Due: Tuesday, Feb. 9, by 11 pm. Turn in your project using the assignment drop box (links on the project page).
Add semantic actions to your parser to create an Abstract Syntax Tree (AST)
representation of the program. For this assignment, just build the AST.
Semantic analysis and type checking will come next. In addition to building
the AST, you should implement the Visitor pattern and use it to print a nicely
indented representation of the tree on standard output. The goal of this output
is to produce a readable representation of the abstract tree, not a
"de-compiled" version of the program, and, in particular, the output will not
be a syntactically legal Java program that could then be fed back into a Java
compiler. Each node in the tree should normally begin on a seprate line, and
children
of a
node should be indentented to show the nesting structure. The tree printout
should not include syntactic noise from the original program like curly braces
({}), semicolons, and other punctuation that is not retained in
the AST, although you should use reasonable punctuation (whitespace, parentheses,
commas, etc.) in your output format to make things readable. Although most
tree nodes should occupy
a single
line
in the output, you can, if you wish, print things like expressions on
fewer lines to reduce the vertical space occupied by the output, as long as
your output clearly shows the AST
structure of the expression. If
it is more convenient, you can print the tree and subtrees with the roots at
the bottom instead of the
top.
The AST should represent the abstract structure of the code, not the concrete syntax. Each node in the tree should be an instance of a Java class corresponding to a rule in the abstract grammar. The abstract grammar should be as simple as possible, but no simpler. Nodes for nonterminals should contain references to nodes representing non-trivial component parts of the nonterminal, i.e., the important items on the righthand side of an abstract grammar rule. Trivial things like semicolons, braces, and parentheses should not be represented in the AST, and chain productions (like Expression -> Term -> Factor -> Identifier) should not be included unless they convey useful semantic information. The classes defining the different abstract syntax tree nodes should take advantage of inheritance to build a strongly-typed, self-describing tree. We suggest that you start with the AST classes given on the MiniJava project web page and included in the starter code for the project.

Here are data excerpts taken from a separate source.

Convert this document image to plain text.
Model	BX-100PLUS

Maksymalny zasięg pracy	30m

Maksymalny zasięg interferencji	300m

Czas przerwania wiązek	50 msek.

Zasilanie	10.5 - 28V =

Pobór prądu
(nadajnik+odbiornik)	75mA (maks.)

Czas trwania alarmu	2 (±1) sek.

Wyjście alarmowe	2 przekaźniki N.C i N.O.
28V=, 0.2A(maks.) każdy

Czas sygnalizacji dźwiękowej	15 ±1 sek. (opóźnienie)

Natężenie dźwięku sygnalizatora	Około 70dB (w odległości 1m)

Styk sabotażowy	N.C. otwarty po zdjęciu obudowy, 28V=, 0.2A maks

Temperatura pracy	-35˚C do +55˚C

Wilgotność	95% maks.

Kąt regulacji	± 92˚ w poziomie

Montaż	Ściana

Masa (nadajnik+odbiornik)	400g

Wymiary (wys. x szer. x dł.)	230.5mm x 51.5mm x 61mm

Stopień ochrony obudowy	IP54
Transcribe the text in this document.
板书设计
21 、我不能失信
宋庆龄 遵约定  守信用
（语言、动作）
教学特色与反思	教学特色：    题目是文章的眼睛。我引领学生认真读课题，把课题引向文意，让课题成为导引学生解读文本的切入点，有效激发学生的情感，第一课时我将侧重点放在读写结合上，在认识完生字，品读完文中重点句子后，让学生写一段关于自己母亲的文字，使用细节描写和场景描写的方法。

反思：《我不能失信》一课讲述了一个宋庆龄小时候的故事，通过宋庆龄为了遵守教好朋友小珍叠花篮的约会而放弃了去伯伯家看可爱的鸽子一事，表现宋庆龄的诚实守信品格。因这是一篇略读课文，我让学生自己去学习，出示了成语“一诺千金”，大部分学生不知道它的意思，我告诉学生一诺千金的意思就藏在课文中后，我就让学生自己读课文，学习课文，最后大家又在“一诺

We have also included the MiniJava Visitor interface and PrettyPrintVisitor.java file from the MiniJava project page in the directory AST/Visitor in the starter code. Note that this PrettyPrintVisitor doesn't print the AST in the format requested for this part of the project - it is closer to the concrete syntax and doesn't have much indentation logic. But you may find it useful as a starting point for understanding how the visitor parttern works, and cloning an existing visitor is often a good way to start developing a new one.
You should include a test program for this phase of the project in a class TestAST
stored in file
TestAST.java in directory src in the MiniJava project
tree. When executed without arguments, TestAST should read a MiniJava
source program from
System.in, parse it, build the AST, then print the AST using your
Visitor implementation. If any errors are detected while scanning or parsing
the MiniJava input, TestAST should exit with a non-zero return
code (System.exit(1); or something similar), otherwise it should
exit normally.
The main thing we're looking at in this phase of the project are the following:
As before, your code should run on attu when built with ant. You should do an "ant clean", then bundle up your compiler directory in a tar file and turn that in. That will ensure that we have all the pieces of your compiler if we need to check something.
If you are working with others, you should turn in only one copy per group with everyone's name on it, listed in the same order as before.